Figuur: Unieke cliënten Wmo excl. beschermd wonen

Het actuele aantal cliënten op een bepaald peilmoment is logischerwijs altijd wat minder. Zo was het aantal actuele cliënten met een openstaande indicatie op 1 januari 2020 iets meer dan 10.300, circa 500 minder dan het totaal aan unieke cliënten gedurende het vierde kwartaal van 2019.
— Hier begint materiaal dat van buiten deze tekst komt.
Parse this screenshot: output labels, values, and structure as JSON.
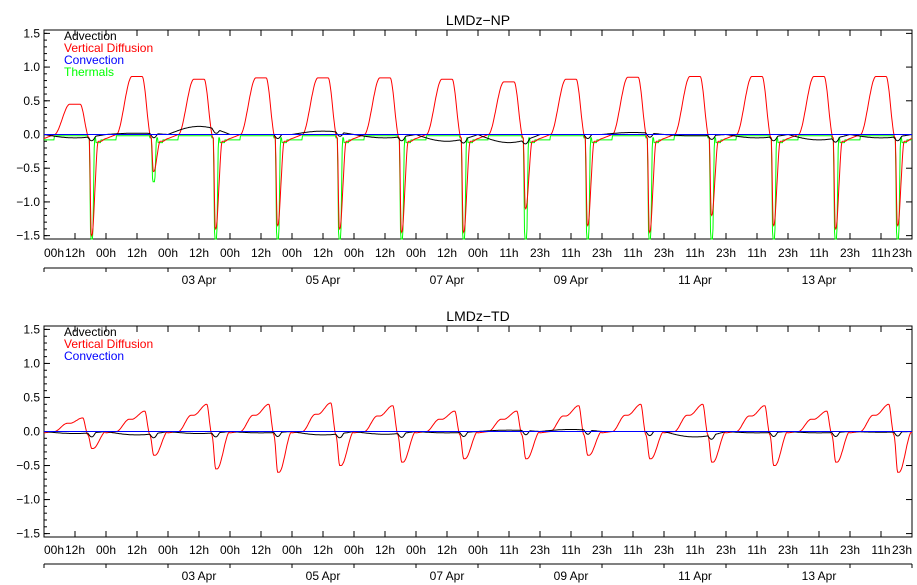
{
  "chart_data": [
    {
      "type": "line",
      "title": "LMDz−NP",
      "xlabel": "",
      "ylabel": "",
      "ylim": [
        -1.55,
        1.55
      ],
      "yticks": [
        "−1.5",
        "−1.0",
        "−0.5",
        "0.0",
        "0.5",
        "1.0",
        "1.5"
      ],
      "ytick_values": [
        -1.5,
        -1.0,
        -0.5,
        0.0,
        0.5,
        1.0,
        1.5
      ],
      "hour_ticks": [
        "00h",
        "12h",
        "00h",
        "12h",
        "00h",
        "12h",
        "00h",
        "12h",
        "00h",
        "12h",
        "00h",
        "12h",
        "00h",
        "12h",
        "00h",
        "11h",
        "23h",
        "11h",
        "23h",
        "11h",
        "23h",
        "11h",
        "23h",
        "11h",
        "23h",
        "11h",
        "23h",
        "11h",
        "23h"
      ],
      "date_labels": [
        "03 Apr",
        "05 Apr",
        "07 Apr",
        "09 Apr",
        "11 Apr",
        "13 Apr"
      ],
      "legend_position": "top-left",
      "series": [
        {
          "name": "Advection",
          "color": "#000000",
          "key": "adv"
        },
        {
          "name": "Vertical Diffusion",
          "color": "#ff0000",
          "key": "vdf"
        },
        {
          "name": "Convection",
          "color": "#0000ff",
          "key": "con"
        },
        {
          "name": "Thermals",
          "color": "#00ff00",
          "key": "thm"
        }
      ],
      "x_days": [
        0,
        14
      ],
      "daily": {
        "vdf_peak": [
          0.45,
          0.86,
          0.82,
          0.84,
          0.84,
          0.84,
          0.82,
          0.78,
          0.82,
          0.85,
          0.86,
          0.86,
          0.86,
          0.86
        ],
        "vdf_min": [
          -1.5,
          -0.55,
          -1.4,
          -1.35,
          -1.4,
          -1.45,
          -1.45,
          -1.1,
          -1.35,
          -1.45,
          -1.2,
          -1.35,
          -1.4,
          -1.35
        ],
        "thm_min": [
          -1.55,
          -0.7,
          -1.55,
          -1.55,
          -1.55,
          -1.55,
          -1.55,
          -1.55,
          -1.55,
          -1.55,
          -1.55,
          -1.55,
          -1.55,
          -1.55
        ],
        "adv_level": [
          -0.05,
          0.02,
          0.12,
          0.0,
          0.05,
          -0.05,
          -0.1,
          -0.12,
          0.0,
          0.03,
          -0.02,
          -0.05,
          -0.08,
          -0.05
        ]
      }
    },
    {
      "type": "line",
      "title": "LMDz−TD",
      "xlabel": "",
      "ylabel": "",
      "ylim": [
        -1.55,
        1.55
      ],
      "yticks": [
        "−1.5",
        "−1.0",
        "−0.5",
        "0.0",
        "0.5",
        "1.0",
        "1.5"
      ],
      "ytick_values": [
        -1.5,
        -1.0,
        -0.5,
        0.0,
        0.5,
        1.0,
        1.5
      ],
      "hour_ticks": [
        "00h",
        "12h",
        "00h",
        "12h",
        "00h",
        "12h",
        "00h",
        "12h",
        "00h",
        "12h",
        "00h",
        "12h",
        "00h",
        "12h",
        "00h",
        "11h",
        "23h",
        "11h",
        "23h",
        "11h",
        "23h",
        "11h",
        "23h",
        "11h",
        "23h",
        "11h",
        "23h",
        "11h",
        "23h"
      ],
      "date_labels": [
        "03 Apr",
        "05 Apr",
        "07 Apr",
        "09 Apr",
        "11 Apr",
        "13 Apr"
      ],
      "legend_position": "top-left",
      "series": [
        {
          "name": "Advection",
          "color": "#000000",
          "key": "adv"
        },
        {
          "name": "Vertical Diffusion",
          "color": "#ff0000",
          "key": "vdf"
        },
        {
          "name": "Convection",
          "color": "#0000ff",
          "key": "con"
        }
      ],
      "x_days": [
        0,
        14
      ],
      "daily": {
        "vdf_peak": [
          0.2,
          0.3,
          0.4,
          0.4,
          0.42,
          0.38,
          0.3,
          0.3,
          0.38,
          0.4,
          0.4,
          0.38,
          0.3,
          0.4
        ],
        "vdf_min": [
          -0.25,
          -0.35,
          -0.55,
          -0.6,
          -0.5,
          -0.45,
          -0.4,
          -0.4,
          -0.35,
          -0.4,
          -0.45,
          -0.5,
          -0.45,
          -0.6
        ],
        "adv_level": [
          -0.03,
          -0.05,
          -0.03,
          -0.02,
          -0.05,
          -0.04,
          -0.02,
          0.02,
          0.03,
          0.0,
          -0.08,
          -0.02,
          -0.02,
          -0.01
        ]
      }
    }
  ]
}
Uitsplitsing naar zorgsoort

De aantallen cliënten hulpmiddelen (rolstoelen, vervoer en woonvoorzieningen) zijn het grootst (ruim 5600 in het vierde kwartaal 2019, zie figuur). Met name gaat het om cliënten die gebruik maken van:

  • taxivoorzieningen (circa 3200)
  • rolstoelen (1450)
  • scootmobielen (1200)
  • woningaanpassing (1050)
  • vervoer (900).

Daarna volgen de cliëntenaantallen voor huishoudelijke hulp (4800) en ondersteuning (ambulante begeleiding en dagbesteding, samen 3000). Het aantal Nijmegenaren dat een beschikking heeft voor maatschappelijke opvang (24uursopvang, crisisopvang) is in elk kwartaal 450 tot 500.  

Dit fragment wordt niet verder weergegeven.